Perl: How get multiple regex captures in a structured way?


I am trying to get all occurences of a group of patterns in an arbitrary string, much like this:

my $STRING = "I have a blue cat. That cat is nice, but also quite old. She is always bored.";

foreach (my @STOPS = $STRING =~ m/(?<FINAL_WORD>\w+)\.\s*(?<FIRST_WORD>\w+)/g ) {

  print Dumper \%+, \@STOPS;
}

But the outcome is not what I expected, and I don't fully understand why:

$VAR1 = {
          'FINAL_WORD' => 'old',
          'FIRST_WORD' => 'She'
        };
$VAR2 = [
          'cat',
          'That',
          'old',
          'She'
        ];
$VAR1 = {
          'FINAL_WORD' => 'old',
          'FIRST_WORD' => 'She'
        };
$VAR2 = [
          'cat',
          'That',
          'old',
          'She'
        ];
$VAR1 = {
          'FINAL_WORD' => 'old',
          'FIRST_WORD' => 'She'
        };
$VAR2 = [
          'cat',
          'That',
          'old',
          'She'
        ];
$VAR1 = {
          'FINAL_WORD' => 'old',
          'FIRST_WORD' => 'She'
        };
$VAR2 = [
          'cat',
          'That',
          'old',
          'She'
        ];

If there is no better solution I could live with what is in @STOPS in the end and omit the loop. But I would prefer to get every pair of matches separately, and I don't see a way.

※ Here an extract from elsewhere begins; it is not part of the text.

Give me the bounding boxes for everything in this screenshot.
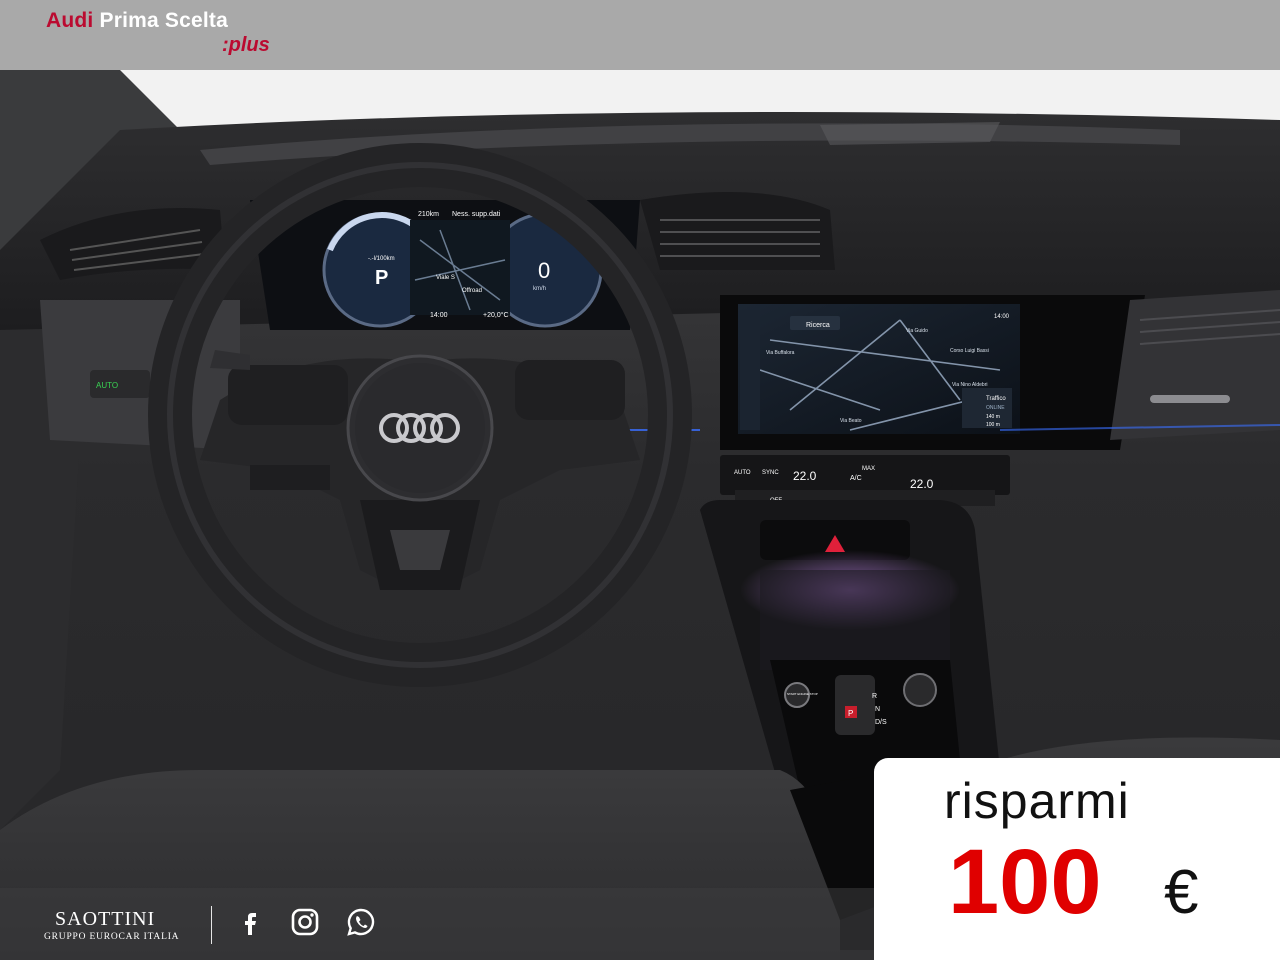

But why then is the loop executed multiple times anyway?

Thank you in advance, and Regards,

Mazze


Solution

  • You need to use a while loop not a for loop:

    while ($STRING =~ m/(?<FINAL_WORD>\w+)\.\s*(?<FIRST_WORD>\w+)/g ) {
        print Dumper \%+;
    }
    

    Output:

    $VAR1 = {
              'FIRST_WORD' => 'That',
              'FINAL_WORD' => 'cat'
            };
    $VAR1 = {
              'FIRST_WORD' => 'She',
              'FINAL_WORD' => 'old'
            };
    

    The for loop gathers all the matches at once in @STOPS and %+ is set to the last global match. The while loop allows you to iterate through each global match separately.

    According to perldoc perlretut:

    The modifier /g stands for global matching and allows the matching operator to match within a string as many times as possible. In scalar context, successive invocations against a string will have /g jump from match to match, keeping track of position in the string as it goes along. You can get or set the position with the pos() function.